Music education only for the white and wealthy?
I read Charlotte C Gill’s article (The Guardian, 27 March 2017) about the state of music education in this country with interest, some sympathy but also disagreement.
She is right to say that there is a threat to music education in the focus on the EBacc and the way in which it is squeezing the arts and creative subjects out of the curriculum. She’s also right that research shows there are huge benefits to children and young people which accrue from their learning to play an instrument and sing — in particular the positive connection she makes between participation in the arts and better mental health is spot-on and very timely. A focus on the creative arts in schools could go a long way to battle the problem with adolescent mental health which, in my view, is becoming a borderline epidemic with more teens suffering from anxiety, depression and low self esteem than ever before.
However, her observations about the teaching of music being too ‘academic’ and too focussed on theoretical knowledge could not be much further from the truth. Music is actually being taught in a much more creative and hands-on way than it was in the past. In schools there’s a focus on performance and creative composition alongside an appreciation of a wide range of different genres of music from different periods of history — including jazz, pop and contemporary music.
I would argue that one key skill which is excluding children from getting involved and fulfilling their potential as musicians is the lack of musical literacy that is provided through education in schools. Of course, there are many examples of eminent musicians who don’t read music, and whole genres of music which are based around the aural tradition and improvisation. However, to give our children a good, rounded music education, we should also be giving them an opportunity to learn the basics of reading and writing notated music so that they have that option available to them later in life should they need it.
Being literate in any language is useful if you’re going to live and work within it.
Notated music is just a tool for accurately communicating musical ideas so that other musicians know what your intentions are, and for ease of passing repertoire on to other musicians so they too can perform it. It is a tool designed to be useful, not an exclusive club intended for only a small section of society.
And in my view, it’s not that hard to learn — definitely not the ‘cryptic, tricky language’ Ms Gill describes in her article. The problem, like with all these kinds of skills, is that we’re not teaching children well enough or early enough.
Ms Gill is absolutely right to say that you can be a talented musician without learning to read and write notation.
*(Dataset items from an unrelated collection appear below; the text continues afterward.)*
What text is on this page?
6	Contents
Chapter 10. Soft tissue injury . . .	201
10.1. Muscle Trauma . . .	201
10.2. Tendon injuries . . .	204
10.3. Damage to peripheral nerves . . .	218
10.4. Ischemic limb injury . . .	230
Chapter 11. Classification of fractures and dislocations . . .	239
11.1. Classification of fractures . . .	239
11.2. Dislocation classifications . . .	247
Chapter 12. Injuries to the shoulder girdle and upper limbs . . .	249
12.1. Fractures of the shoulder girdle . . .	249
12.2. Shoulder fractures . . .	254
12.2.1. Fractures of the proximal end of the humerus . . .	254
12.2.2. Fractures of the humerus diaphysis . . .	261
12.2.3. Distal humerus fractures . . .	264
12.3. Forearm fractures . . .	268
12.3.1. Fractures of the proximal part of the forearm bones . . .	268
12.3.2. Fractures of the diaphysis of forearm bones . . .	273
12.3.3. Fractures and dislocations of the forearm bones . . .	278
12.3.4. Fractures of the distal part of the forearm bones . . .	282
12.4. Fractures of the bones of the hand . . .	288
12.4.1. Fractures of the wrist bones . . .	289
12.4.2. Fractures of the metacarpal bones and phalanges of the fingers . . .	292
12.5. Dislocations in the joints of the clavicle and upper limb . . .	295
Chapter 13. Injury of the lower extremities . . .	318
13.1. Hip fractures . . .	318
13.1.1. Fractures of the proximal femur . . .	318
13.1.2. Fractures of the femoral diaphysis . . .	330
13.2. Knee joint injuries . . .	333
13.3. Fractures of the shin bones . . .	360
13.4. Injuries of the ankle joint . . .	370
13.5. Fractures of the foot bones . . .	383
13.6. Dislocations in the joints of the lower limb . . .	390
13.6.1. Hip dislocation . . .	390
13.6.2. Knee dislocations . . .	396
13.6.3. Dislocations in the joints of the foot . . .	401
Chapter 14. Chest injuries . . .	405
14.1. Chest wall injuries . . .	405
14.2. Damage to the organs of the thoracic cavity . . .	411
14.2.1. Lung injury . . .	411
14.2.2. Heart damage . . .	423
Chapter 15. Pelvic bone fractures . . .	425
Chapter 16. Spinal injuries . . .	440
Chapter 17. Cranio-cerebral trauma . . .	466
But we’re doing our children a disservice if we withhold from them the chance to learn it so I can’t support the notion that one of the bad guys in all this is the Associated Board of the Royal Schools of Music. They haven’t dumbed-down their requirement that all students should develop a certain level of musical literacy before they progress to the higher graded exams on their instrument, and I think that’s a good thing. Pupils taking graded instrumental exams these days have a very wide choice of style and genre across more than one examining body — including jazz and rock & pop — and it is quite wrong to suggest that the requirements of these exam boards lead to only focussing on mastering musical literacy above enjoyment. Of course we want our young musicians to be composing, improvising, writing their own songs, learning a range of repertoire in different styles and experiencing the whole joy of being a musician, but within that range, classical music and the learning of notation still have their place and we should be very wary of doing anything to weaken their position in the mix — there’s plenty of enjoyment to be found in learning these things too.
What I observe in my role is schools and music education hubs around the country doing their best to include all children in music and giving them the best opportunities they can to fulfil their potential in a range of styles and more inclusively than ever before. There’s still more to do. It’s still the case that it’s easier to access ongoing instrumental tuition if you come from a wealthier background where some of the financial cost can be met and where parents have aspirations for their children to have a musical education. But with the work of lottery-funded Youth Music leading the way and advocating for music education for those with least opportunity for the past 18 years, and inclusion of all children firmly rooted in the National Plan for Music Education, there have definitely been significant improvements in accessibility, diversity and inclusion in recent years.
And if Ms Gill would like some help with her sight-reading I can point her in the direction of some excellent teachers and resources!